Clinical implications

To our knowledge, this is the first study to include an in-depth examination of how well patients understand the rationale for their individually recommended local and systemic therapies. Understanding how this information may impact care has not been well studied, although there is some suggestion that treatment receipt would be improved if patients better understood the goals of therapy [9, 25, 34]. This assumes that side effects are managed effectively and that other barriers are avoided, given the frequency of physical and access challenges reported during longer-term treatments like HT [25, 35]. Of note, approximately 14% of women in our study reported that side effects of HT limited their interest in having the treatment.

Our findings highlight important information gaps for patients and the need to develop ways to individualize educational approaches to supporting each patient through initial treatment decision-making and their longer-term treatment journey.
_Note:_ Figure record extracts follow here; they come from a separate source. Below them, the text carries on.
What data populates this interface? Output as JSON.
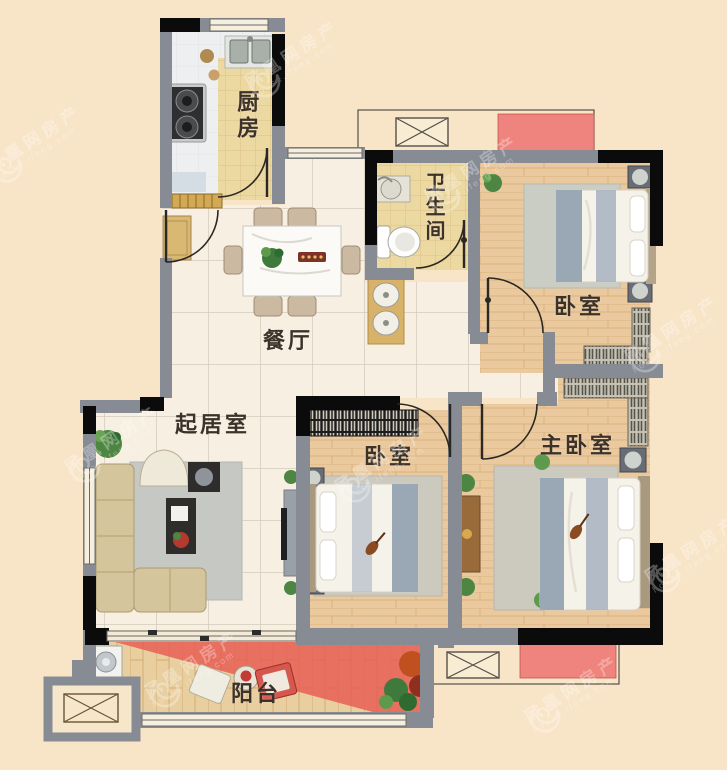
{
  "page": {
    "title": "三室两厅户型图"
  },
  "rooms": [
    {
      "id": "kitchen",
      "label": "厨房"
    },
    {
      "id": "bathroom",
      "label": "卫生间"
    },
    {
      "id": "bedroom-top",
      "label": "卧室"
    },
    {
      "id": "dining",
      "label": "餐厅"
    },
    {
      "id": "living",
      "label": "起居室"
    },
    {
      "id": "bedroom-middle",
      "label": "卧室"
    },
    {
      "id": "master-bedroom",
      "label": "主卧室"
    },
    {
      "id": "balcony",
      "label": "阳台"
    }
  ],
  "watermark": {
    "brand": "凤凰网房产",
    "domain": "house.ifeng.com"
  },
  "colors": {
    "background": "#f8e5c8",
    "wall_gray": "#878b94",
    "wall_black": "#0b0b0b",
    "highlight_red": "#e8554f",
    "platform_pink": "#ef837d",
    "wood_floor": "#ebc99e",
    "tile_cream": "#f7efe2",
    "tile_tan": "#ecd8a1",
    "label_color": "#3c3229"
  }
}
This may be of particular importance for HT, where treatment durations are long, and women may tire of taking a medication that has unclear benefits to them. To address this, a longitudinal commitment to informational, decisional, and emotional support for breast cancer survivors may be required through regular communication and an individually tailored, patient-facing, educational curriculum. Most women in our study reported that receiving breast cancer information resulted in feelings of empowerment and satisfaction, suggesting an unmet but welcome opportunity for this type of patient education and support.

The currently enrolling ‘GET SET’ study (NCT04379570) will assess how informational support impacts adherence to HT beyond passive reminders to take medication [53]. Patients in this study are randomized to texting reminders to take medication (with concomitant education on HT at treatment initiation), motivational interviewing, both interventions, or usual care. If positive, this may represent a new care delivery model to improve connections with patients and novel methods for information delivery beyond simple reminder strategies.

Study limitations

Our study’s strengths included collecting rich data from a diverse population of several hundred women in three academic centers in two U.S. cities and studying cancer survivors beyond primary therapy to understand longer-term treatment adherence. We acknowledge several study limitations. During the COVID-19 pandemic, our study teams had increasing difficulty reaching patients for telephone surveys. Thus, our response rates were lower than anticipated, although, our cooperation rates were high among patients reached. In addition, we surveyed women who were engaged in care at three academic centers, where treatment completion rates may have been higher than for other patients. Further, even with outreach designed to recruit Spanish-speaking patients, only 5 patients opted for Spanish-language interviews. Finally, we used patient self-report to understand treatment recommendations and completion, although we observed a high degree of agreement between patient and medical record data.

In conclusion, our study highlights the need for enhanced informational support for breast cancer survivors, who are challenged with complex treatment rationales and tumor information during the decision-making process and beyond. More research is needed to understand how to further educate and empower diverse populations of patients with breast cancer.